SpaceX shares slipped 3% in premarket trading Thursday, extending a 5% decline from the prior session, as the momentum that carried the stock more than 40% above its IPO price showed signs of fading.
The company priced its initial public offering at $135 per share last week, immediately vaulting into the ranks of the world's most valuable publicly traded companies. At Wednesday's market close, SpaceX carried a valuation of $2.52 trillion — just below Amazon — after briefly surpassing Microsoft in the days following its debut.
The governance structure accompanying that valuation gives outside shareholders limited recourse. Elon Musk controls more than 82% of voting rights at SpaceX and holds shares in the company worth over $1 trillion. He serves simultaneously as chairman, chief executive, and technology chief.
On Wednesday, SpaceX announced the appointment of Roelof Botha — a longtime Musk ally — as an independent director and member of the company's audit committee, effective immediately. Botha becomes the eighth member of the SpaceX board.
Musk, posting on X on Sunday, said the company "might be able to reach approximately" $1 trillion in revenue in 2030.
As the stock cooled, California officials were attempting to quantify how much the SpaceX IPO — and anticipated public offerings from OpenAI and Anthropic later this year — might add to state tax coffers.
The question carries weight. SpaceX's Hawthorne, California, campus minted many employees as paper millionaires following the listing. Both Anthropic and OpenAI, which each filed confidential S-1s in recent weeks, are expected to go public at valuations that could approach $1 trillion.
For historical context, Facebook's 2012 IPO — when the Menlo Park company was valued at $104 billion — generated an estimated $1.3 billion in California income taxes, according to the California Department of Finance. The far larger valuations of today's IPO class have led some observers to project proportionally larger windfalls.
But experts and financial advisors cautioned that the revenue impact may fall short of those projections, citing structural differences in how today's tech employees are compensated and hedged.
A key factor is the single-trigger RSU structure that SpaceX has long used. At most private companies, restricted stock units vest only after two conditions are met — continued employment and a liquidity event such as an IPO. That dual-trigger arrangement creates a surge in taxable income on the day of the offering. SpaceX employees, however, have been paying income taxes on their RSUs for years as vesting was tied solely to employment tenure, meaning much of that tax revenue was pulled forward ahead of the IPO.
"Relative to past IPOs, tax revenues from the SpaceX IPO are likely to be less immediate and more unpredictable," the California Legislative Analyst's Office said in a statement.
The LAO, which advises state lawmakers on budget and fiscal matters, has not published revenue estimates for any of the three pending or recent IPOs. The California Department of Finance has also withheld estimates, citing the frequency with which companies delay offerings during market downturns.

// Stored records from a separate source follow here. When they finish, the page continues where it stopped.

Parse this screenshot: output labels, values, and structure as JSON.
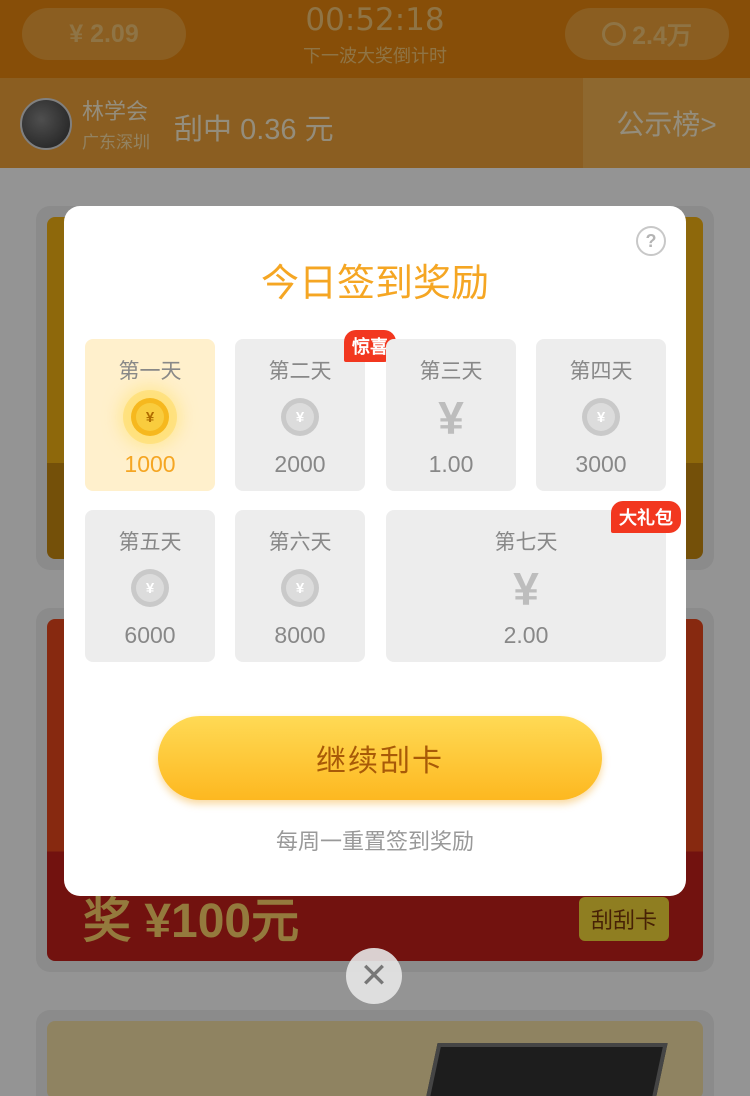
{
  "header": {
    "balance": "¥ 2.09",
    "coins": "2.4万",
    "countdown": "00:52:18",
    "countdown_label": "下一波大奖倒计时"
  },
  "winner": {
    "name": "林学会",
    "location": "广东深圳",
    "prefix": "刮中",
    "amount": "0.36",
    "unit": "元",
    "rank_link": "公示榜>"
  },
  "background_cards": {
    "prize_text": "奖 ¥100元",
    "scratch_tag": "刮刮卡"
  },
  "modal": {
    "title": "今日签到奖励",
    "help": "?",
    "days": [
      {
        "label": "第一天",
        "value": "1000",
        "reward": "coin-gold",
        "state": "today"
      },
      {
        "label": "第二天",
        "value": "2000",
        "reward": "coin",
        "badge": "惊喜"
      },
      {
        "label": "第三天",
        "value": "1.00",
        "reward": "cash"
      },
      {
        "label": "第四天",
        "value": "3000",
        "reward": "coin"
      },
      {
        "label": "第五天",
        "value": "6000",
        "reward": "coin"
      },
      {
        "label": "第六天",
        "value": "8000",
        "reward": "coin"
      },
      {
        "label": "第七天",
        "value": "2.00",
        "reward": "cash",
        "badge": "大礼包"
      }
    ],
    "coin_symbol": "¥",
    "cash_symbol": "¥",
    "cta": "继续刮卡",
    "note": "每周一重置签到奖励",
    "close": "✕"
  },
  "colors": {
    "accent": "#f5a623",
    "badge": "#f2371f",
    "header": "#e8870f"
  }
}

A further complication is the growing use of pre-IPO secondary markets and tender offers. In October, OpenAI finalized a secondary share sale totaling $6.6 billion, allowing current and former employees to sell shares at a $500 billion valuation. Such transactions reduce the concentration of stock-based income that would otherwise be recognized at IPO.
Advisors also pointed to donor-advised funds as an increasingly accessible tax mitigation tool. Richard Lowry, managing director and head of tax strategy at wealth manager Cresset, said donations of private, pre-IPO shares to donor-advised funds — once limited to ultra-wealthy founders — have become available to a broader class of startup employees. "Now there is a cottage industry around allowing people to avail themselves of this," Lowry said.
The LAO maintained a measured optimism regardless, noting that "past major tech IPOs have generated significant income tax revenue for the state and these upcoming IPOs certainly have the potential to do the same."
How much of that potential materializes will depend heavily on the financial decisions of individual shareholders — and on whether OpenAI and Anthropic maintain their IPO timelines through the rest of 2026.